Last Modified: 19 Apr 2008 12:18 GMT

Dung called the satellite project 'politically, economically and socially important' [AFP]

Vietnam has entered the satellite age, with a rocket launch from South America hurling its first orbiter into space.
 
Scientists sitting in a western suburb of Hanoi, the Vietnamese capital, tracked the Ariane space rocket on Saturday as it propelled the Vinasat-1 on its path to hover 36,000km above the equator.
The location of the project's nerve centre - Ha Tay province - is an area where the old Vietnam meets the new.
 
The command centre is a walled compound packed with computers and a 13-metre-wide satellite dish.

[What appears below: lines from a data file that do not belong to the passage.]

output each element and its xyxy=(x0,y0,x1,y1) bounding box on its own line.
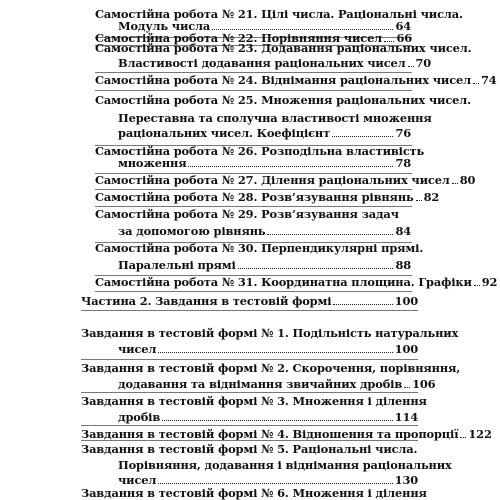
toc-entry-title: за допомогою рівнянь xyxy=(118,224,266,238)
dot-leader xyxy=(416,200,422,201)
toc-page-number: 70 xyxy=(415,56,432,70)
toc-entry-title: Самостійна робота № 23. Додавання раціональних чисел. xyxy=(95,41,472,55)
toc-entry-title: Самостійна робота № 24. Віднімання раціональних чисел xyxy=(95,73,471,87)
toc-entry-title: Завдання в тестовій формі № 5. Раціональні числа. xyxy=(81,442,418,456)
toc-page-number: 130 xyxy=(394,473,418,487)
dot-leader xyxy=(158,352,392,353)
toc-entry-title: Модуль числа xyxy=(118,19,211,33)
toc-page-number: 82 xyxy=(423,190,440,204)
toc-entry-title: Самостійна робота № 29. Розв’язування задач xyxy=(95,207,399,221)
toc-part-heading xyxy=(81,288,418,308)
dot-leader xyxy=(474,285,480,286)
toc-entry-title: Самостійна робота № 22. Порівняння чисел xyxy=(95,31,383,45)
toc-entry-title: Завдання в тестовій формі № 1. Подільність натуральних xyxy=(81,326,459,340)
toc-entry-title: додавання та віднімання звичайних дробів xyxy=(118,377,403,391)
toc-entry-title: Паралельні прямі xyxy=(118,258,236,272)
toc-entry xyxy=(118,120,411,140)
toc-entry-title: Самостійна робота № 30. Перпендикулярні прямі. xyxy=(95,241,424,255)
toc-page-number: 92 xyxy=(481,275,498,289)
toc-entry-title: Завдання в тестовій формі № 3. Множення і ділення xyxy=(81,394,427,408)
toc-entry-title: чисел xyxy=(118,473,157,487)
toc-page-number: 80 xyxy=(459,173,476,187)
toc-entry-title: Самостійна робота № 21. Цілі числа. Раціональні числа. xyxy=(95,7,463,21)
toc-entry-title: Завдання в тестовій формі № 6. Множення і ділення xyxy=(81,486,427,500)
toc-page-number: 122 xyxy=(468,427,492,441)
toc-entry-title: Самостійна робота № 28. Розв’язування рівнянь xyxy=(95,190,414,204)
toc-page-number: 74 xyxy=(480,73,497,87)
toc-entry-title: Завдання в тестовій формі № 2. Скорочення, порівняння, xyxy=(81,361,461,375)
toc-entry xyxy=(118,336,418,356)
toc-page-number: 64 xyxy=(395,19,411,33)
toc-entry-title: чисел xyxy=(118,342,157,356)
dot-leader xyxy=(460,437,466,438)
toc-separator xyxy=(81,310,418,311)
toc-entry-title: Самостійна робота № 26. Розподільна властивість xyxy=(95,144,425,158)
dot-leader xyxy=(452,183,458,184)
toc-entry-title: Порівняння, додавання і віднімання раціональних xyxy=(118,458,452,472)
dot-leader xyxy=(473,83,479,84)
toc-entry-title: дробів xyxy=(118,410,161,424)
toc-page-number: 76 xyxy=(395,126,411,140)
toc-page-number: 88 xyxy=(395,258,411,272)
toc-entry xyxy=(95,269,498,289)
toc-entry-title: Завдання в тестовій формі № 4. Відношення та пропорції xyxy=(81,427,459,441)
toc-page-number: 100 xyxy=(394,342,418,356)
toc-entry-title: Самостійна робота № 27. Ділення раціональних чисел xyxy=(95,173,450,187)
toc-page-number: 106 xyxy=(412,377,436,391)
toc-entry-title: раціональних чисел. Коефіцієнт xyxy=(118,126,331,140)
toc-entry xyxy=(81,480,427,500)
toc-entry-title: Самостійна робота № 31. Координатна площина. Графіки xyxy=(95,275,472,289)
toc-entry xyxy=(95,87,471,107)
dot-leader xyxy=(333,304,392,305)
dot-leader xyxy=(332,136,393,137)
toc-entry-title: Властивості додавання раціональних чисел xyxy=(118,56,406,70)
toc-entry-title: Переставна та сполучна властивості множення xyxy=(118,111,432,125)
toc-page-number: 66 xyxy=(396,31,412,45)
toc-entry-title: Самостійна робота № 25. Множення раціональних чисел. xyxy=(95,93,471,107)
toc-page-number: 114 xyxy=(394,410,418,424)
toc-entry xyxy=(95,67,497,87)
toc-entry-title: Частина 2. Завдання в тестовій формі xyxy=(81,294,332,308)
toc-page-number: 100 xyxy=(394,294,418,308)
toc-page-number: 78 xyxy=(395,156,411,170)
toc-page-number: 84 xyxy=(395,224,411,238)
toc-entry-title: множення xyxy=(118,156,187,170)
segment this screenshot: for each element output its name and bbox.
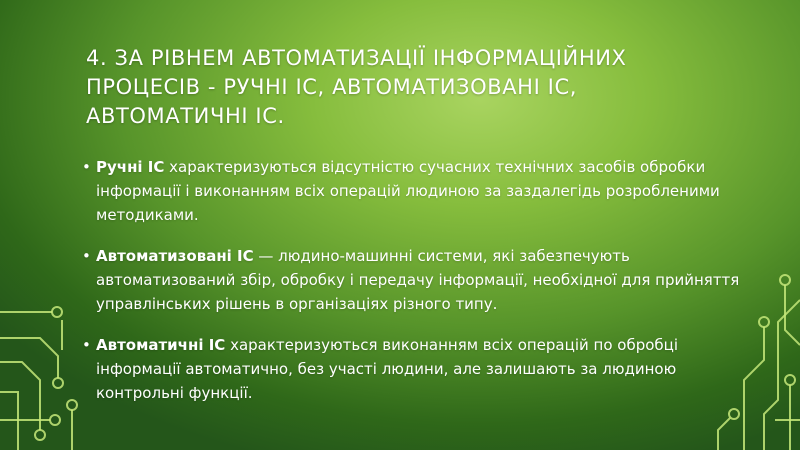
bullet-marker-icon: • (82, 247, 91, 265)
bullet-term: Автоматизовані ІС (96, 247, 254, 265)
circuit-left (0, 307, 77, 450)
bullet-term: Ручні ІС (96, 158, 165, 176)
bullet-marker-icon: • (82, 158, 91, 176)
bullet-item-manual (82, 155, 742, 227)
bullet-item-automated (82, 244, 742, 316)
slide-title: 4. ЗА РІВНЕМ АВТОМАТИЗАЦІЇ ІНФОРМАЦІЙНИХ ПРОЦЕСІВ - РУЧНІ ІС, АВТОМАТИЗОВАНІ ІС, АВТОМАТИЧНІ ІС. (86, 46, 627, 128)
bullet-term: Автоматичні ІС (96, 336, 226, 354)
bullet-item-automatic (82, 333, 742, 405)
bullet-marker-icon: • (82, 336, 91, 354)
bullet-list (82, 155, 742, 422)
bullet-text: характеризуються відсутністю сучасних технічних засобів обробки інформації і виконанням всіх операцій людиною за заздалегідь розробленими методиками. (96, 158, 720, 224)
bullet-text: — людино-машинні системи, які забезпечують автоматизований збір, обробку і передачу інформації, необхідної для прийняття управлінських рішень в організаціях різного типу. (96, 247, 740, 313)
bullet-text: характеризуються виконанням всіх операцій по обробці інформації автоматично, без участі людини, але залишають за людиною контрольні функції. (96, 336, 679, 402)
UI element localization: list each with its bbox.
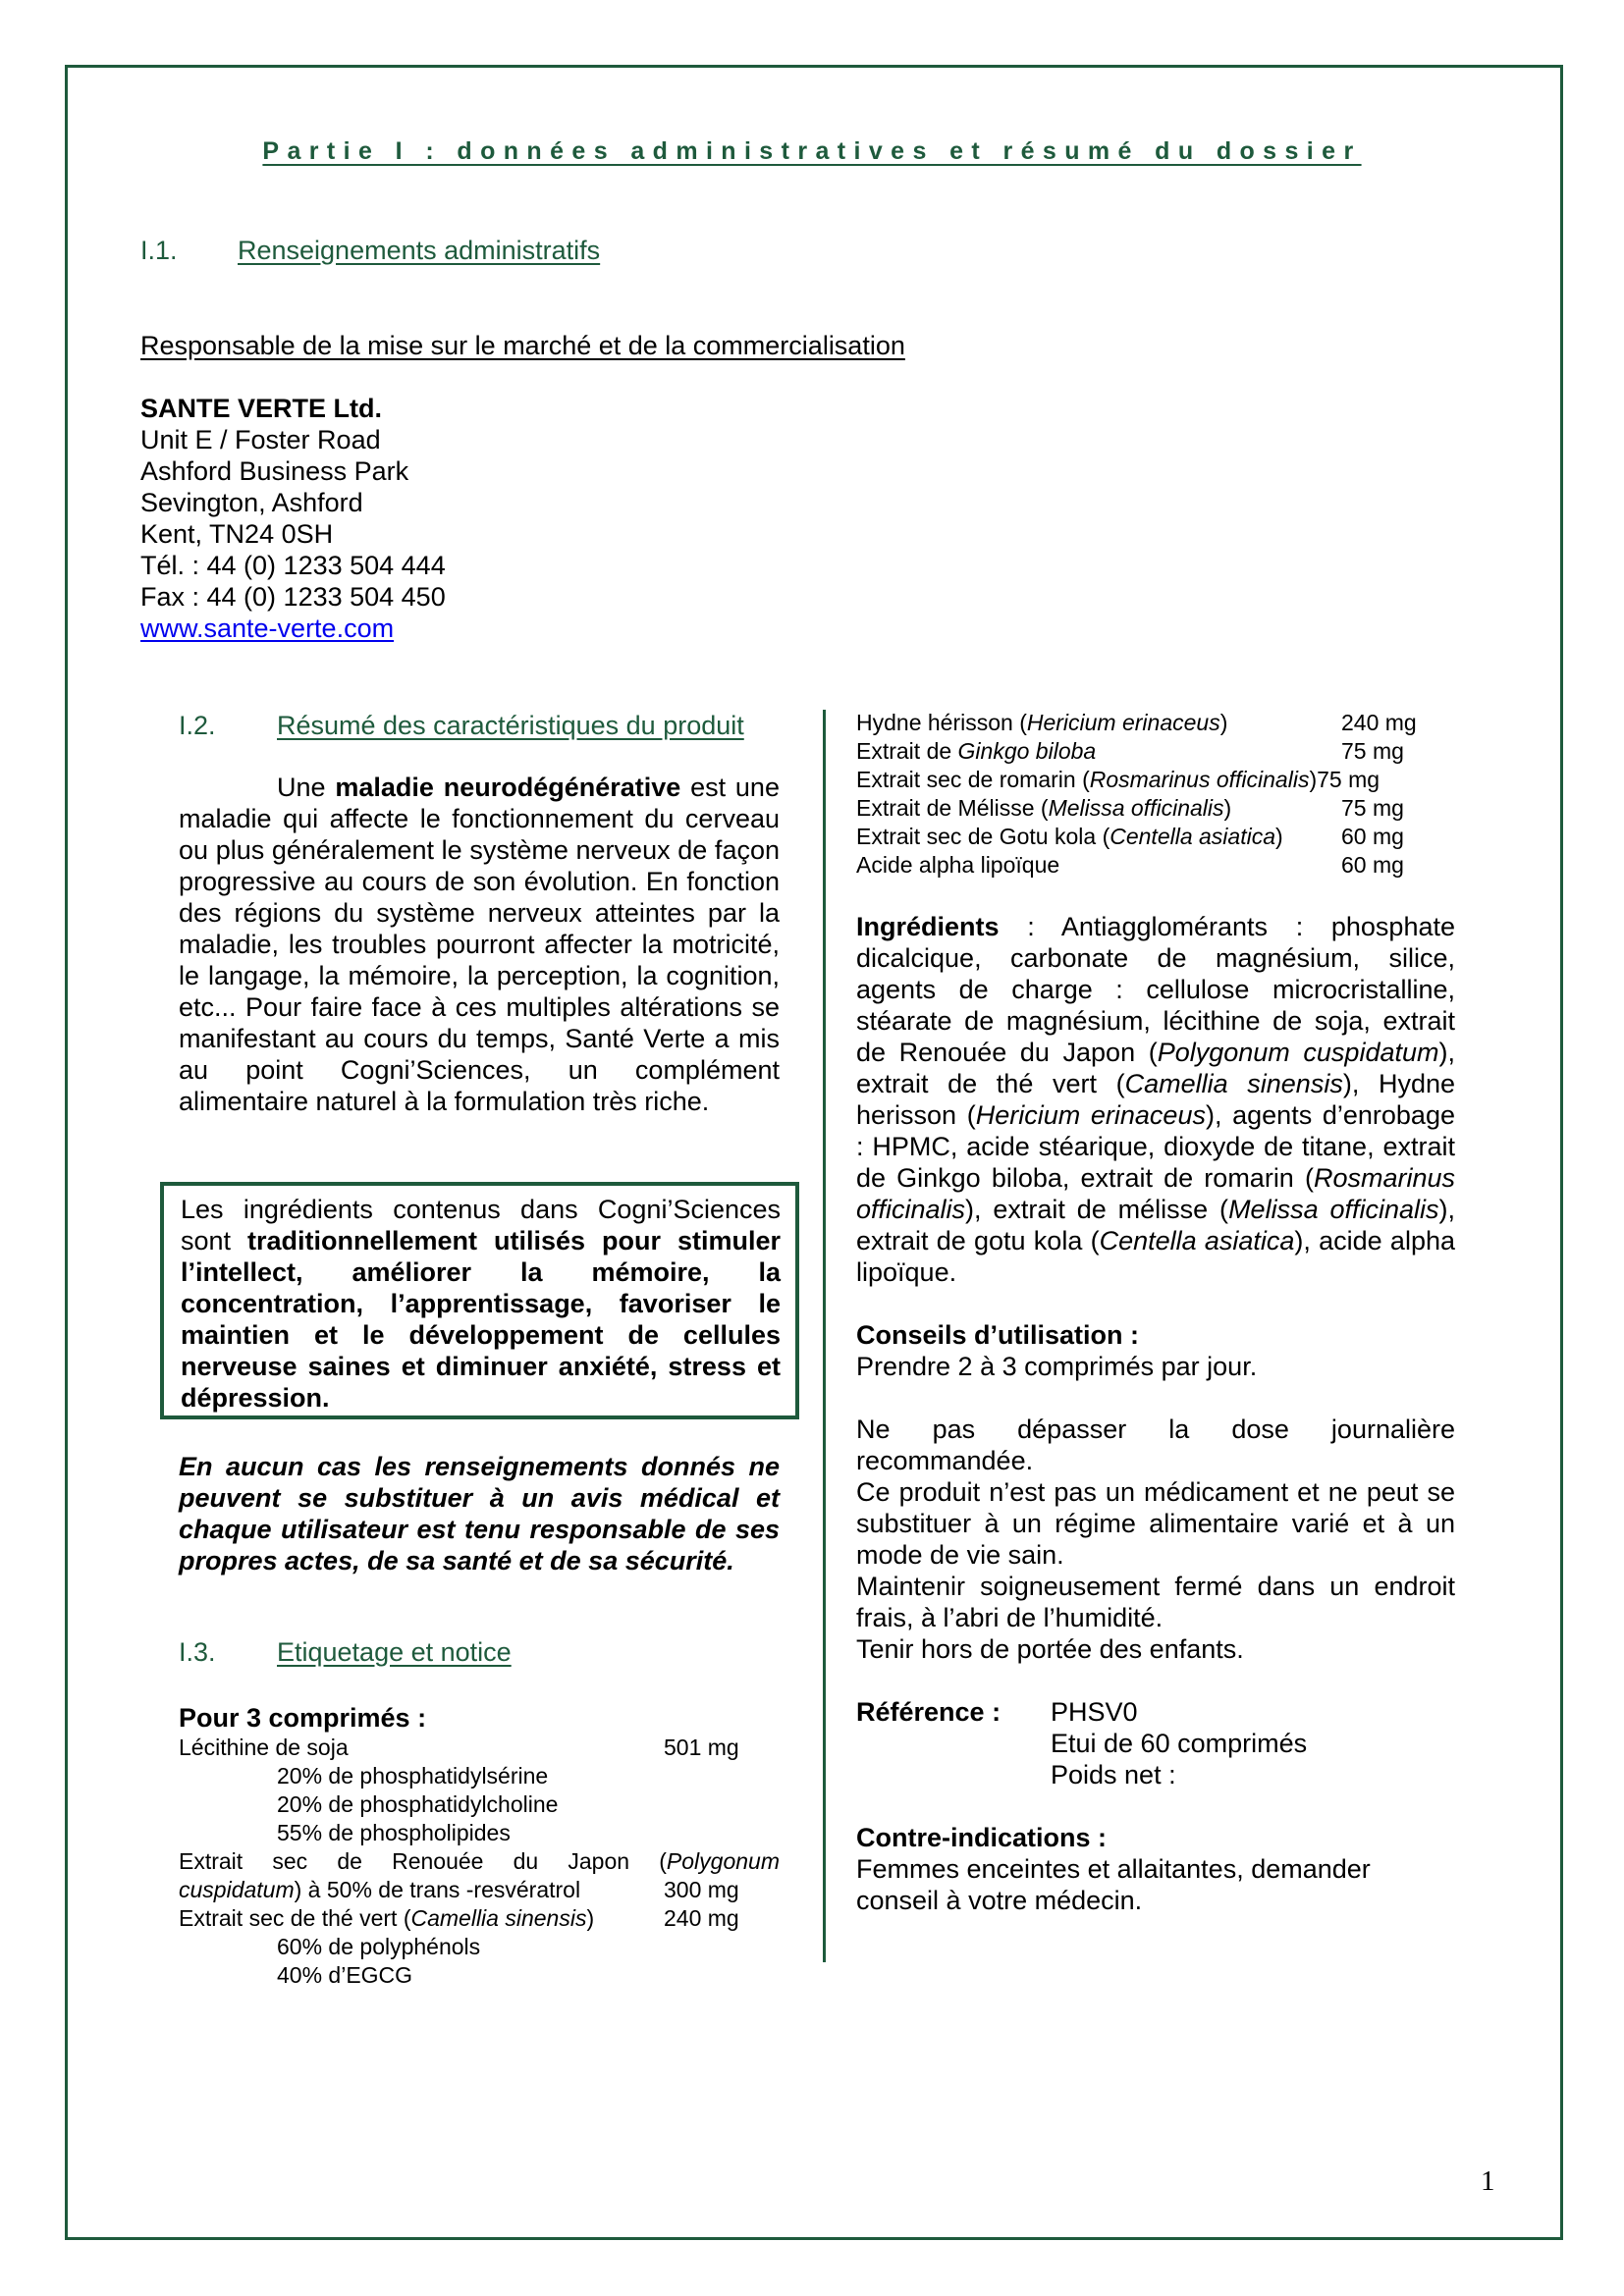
section-heading-i1 [140, 236, 600, 266]
composition-sub: 40% d’EGCG [277, 1962, 413, 1988]
address-line: Sevington, Ashford [140, 488, 363, 517]
address-line: Unit E / Foster Road [140, 425, 381, 454]
column-divider [823, 710, 826, 1962]
composition-row: Lécithine de soja 501 mg [179, 1735, 739, 1760]
usage-advice [856, 1319, 1455, 1665]
contraindications [856, 1822, 1455, 1916]
usage-note: Tenir hors de portée des enfants. [856, 1634, 1244, 1664]
section-number: I.2. [179, 711, 216, 740]
composition-block [179, 1702, 780, 1990]
amount-row: Hydne hérisson (Hericium erinaceus) 240 mg [856, 710, 1417, 735]
composition-sub: 20% de phosphatidylsérine [277, 1763, 549, 1789]
ingredient-amounts [856, 709, 1445, 880]
address-line: Kent, TN24 0SH [140, 519, 334, 549]
reference-line: Poids net : [1051, 1760, 1176, 1789]
amount-row: Extrait de Ginkgo biloba 75 mg [856, 738, 1404, 764]
company-name: SANTE VERTE Ltd. [140, 394, 383, 423]
section-label: Renseignements administratifs [238, 236, 601, 265]
section-number: I.3. [179, 1637, 216, 1667]
usage-note: Maintenir soigneusement fermé dans un endroit frais, à l’abri de l’humidité. [856, 1572, 1455, 1632]
box-text: Les ingrédients contenus dans Cogni’Sciences sont traditionnellement utilisés pour stimuler l’intellect, améliorer la mémoire, la concentration, l’apprentissage, favoriser le maintien et le développement de cellules nerveuse saines et diminuer anxiété, stress et dépression. [181, 1195, 781, 1413]
composition-sub: 20% de phosphatidylcholine [277, 1791, 559, 1817]
amount-row: Extrait de Mélisse (Melissa officinalis) 75 mg [856, 795, 1404, 821]
usage-heading: Conseils d’utilisation : [856, 1320, 1140, 1350]
warning-text: En aucun cas les renseignements donnés ne peuvent se substituer à un avis médical et chaque utilisateur est tenu responsable de ses propres actes, de sa santé et de sa sécurité. [179, 1452, 780, 1575]
section-label: Etiquetage et notice [277, 1637, 512, 1667]
highlight-box [160, 1182, 799, 1419]
section-heading-i3 [179, 1637, 512, 1668]
amount-row: Extrait sec de Gotu kola (Centella asiatica) 60 mg [856, 824, 1404, 849]
reference-line: Etui de 60 comprimés [1051, 1729, 1308, 1758]
usage-note: Ne pas dépasser la dose journalière recommandée. [856, 1415, 1455, 1475]
composition-heading: Pour 3 comprimés : [179, 1703, 427, 1733]
emphasis-term: maladie neurodégénérative [335, 773, 681, 802]
ingredients-paragraph: Ingrédients : Antiagglomérants : phosphate dicalcique, carbonate de magnésium, silice, agents de charge : cellulose microcristalline, stéarate de magnésium, lécithine de soja, extrait de Renouée du Japon (Polygonum cuspidatum), extrait de thé vert (Camellia sinensis), Hydne herisson (Hericium erinaceus), agents d’enrobage : HPMC, acide stéarique, dioxyde de titane, extrait de Ginkgo biloba, extrait de romarin (Rosmarinus officinalis), extrait de mélisse (Melissa officinalis), extrait de gotu kola (Centella asiatica), acide alpha lipoïque. [856, 912, 1455, 1287]
usage-note: Ce produit n’est pas un médicament et ne peut se substituer à un régime alimentaire varié et à un mode de vie sain. [856, 1477, 1455, 1570]
composition-row: cuspidatum) à 50% de trans -resvératrol 300 mg [179, 1877, 739, 1902]
section-number: I.1. [140, 236, 178, 265]
address-line: Ashford Business Park [140, 456, 409, 486]
responsible-heading: Responsable de la mise sur le marché et de la commercialisation [140, 331, 905, 360]
reference-block [856, 1696, 1455, 1790]
contraindications-text: Femmes enceintes et allaitantes, demander conseil à votre médecin. [856, 1854, 1371, 1915]
amount-row: Acide alpha lipoïque 60 mg [856, 852, 1404, 878]
page-number: 1 [1481, 2165, 1495, 2197]
section-heading-i2 [179, 711, 744, 741]
phone: Tél. : 44 (0) 1233 504 444 [140, 551, 446, 580]
composition-list [179, 1734, 780, 1990]
ingredients-label: Ingrédients [856, 912, 1000, 941]
page-title: Partie I : données administratives et résumé du dossier [262, 137, 1362, 165]
contraindications-heading: Contre-indications : [856, 1823, 1107, 1852]
composition-row: Extrait sec de thé vert (Camellia sinensis) 240 mg [179, 1905, 739, 1931]
composition-row: Extrait sec de Renouée du Japon (Polygonum [179, 1848, 780, 1874]
amount-row: Extrait sec de romarin (Rosmarinus officinalis)75 mg [856, 767, 1380, 792]
fax: Fax : 44 (0) 1233 504 450 [140, 582, 446, 612]
usage-dose: Prendre 2 à 3 comprimés par jour. [856, 1352, 1258, 1381]
website-link[interactable]: www.sante-verte.com [140, 614, 395, 643]
reference-label: Référence : [856, 1697, 1001, 1727]
reference-code: PHSV0 [1051, 1697, 1138, 1727]
intro-paragraph: Une maladie neurodégénérative est une maladie qui affecte le fonctionnement du cerveau ou plus généralement le système nerveux de façon progressive au cours de son évolution. En fonction des régions du système nerveux atteintes par la maladie, les troubles pourront affecter la motricité, le langage, la mémoire, la perception, la cognition, etc... Pour faire face à ces multiples altérations se manifestant au cours du temps, Santé Verte a mis au point Cogni’Sciences, un complément alimentaire naturel à la formulation très riche. [179, 773, 780, 1116]
composition-sub: 60% de polyphénols [277, 1934, 481, 1959]
section-label: Résumé des caractéristiques du produit [277, 711, 744, 740]
company-address [140, 393, 446, 644]
composition-sub: 55% de phospholipides [277, 1820, 511, 1845]
reference-row [856, 1696, 1455, 1728]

The blast-off represents a big leap for communist Vietnam, a developing country that only introduced the internet a decade ago.
 
Ravaged by war and largely isolated until the early 1990s, Vietnam has seen a decade of rapid economic growth and is now racing to build the infrastructure to match the rising expectations of investors and its 86 million people.
 
Political importance
 
"This project is politically, economically and socially important," said Nguyen Tan Dung, the Vietnamese prime minister, soon after the launch from French Guiana.
 
He said it would help to "raise Vietnam's image on the international stage".
 
The Vinasat-1 project, worth around $300m, "puts Vietnam on the map of the world for using satellite communications", Tran Duc Lai, deputy information and communications minister, said.
 
"Demand for communications is now booming. Ten years ago we had only fixed telephones. Then we introduced mobiles. Since 1997 we started to introduce the internet.
 
"Now there is very high demand. We have around 23 per cent of people who can access the internet. By 2010 the target is to reach 40 per cent."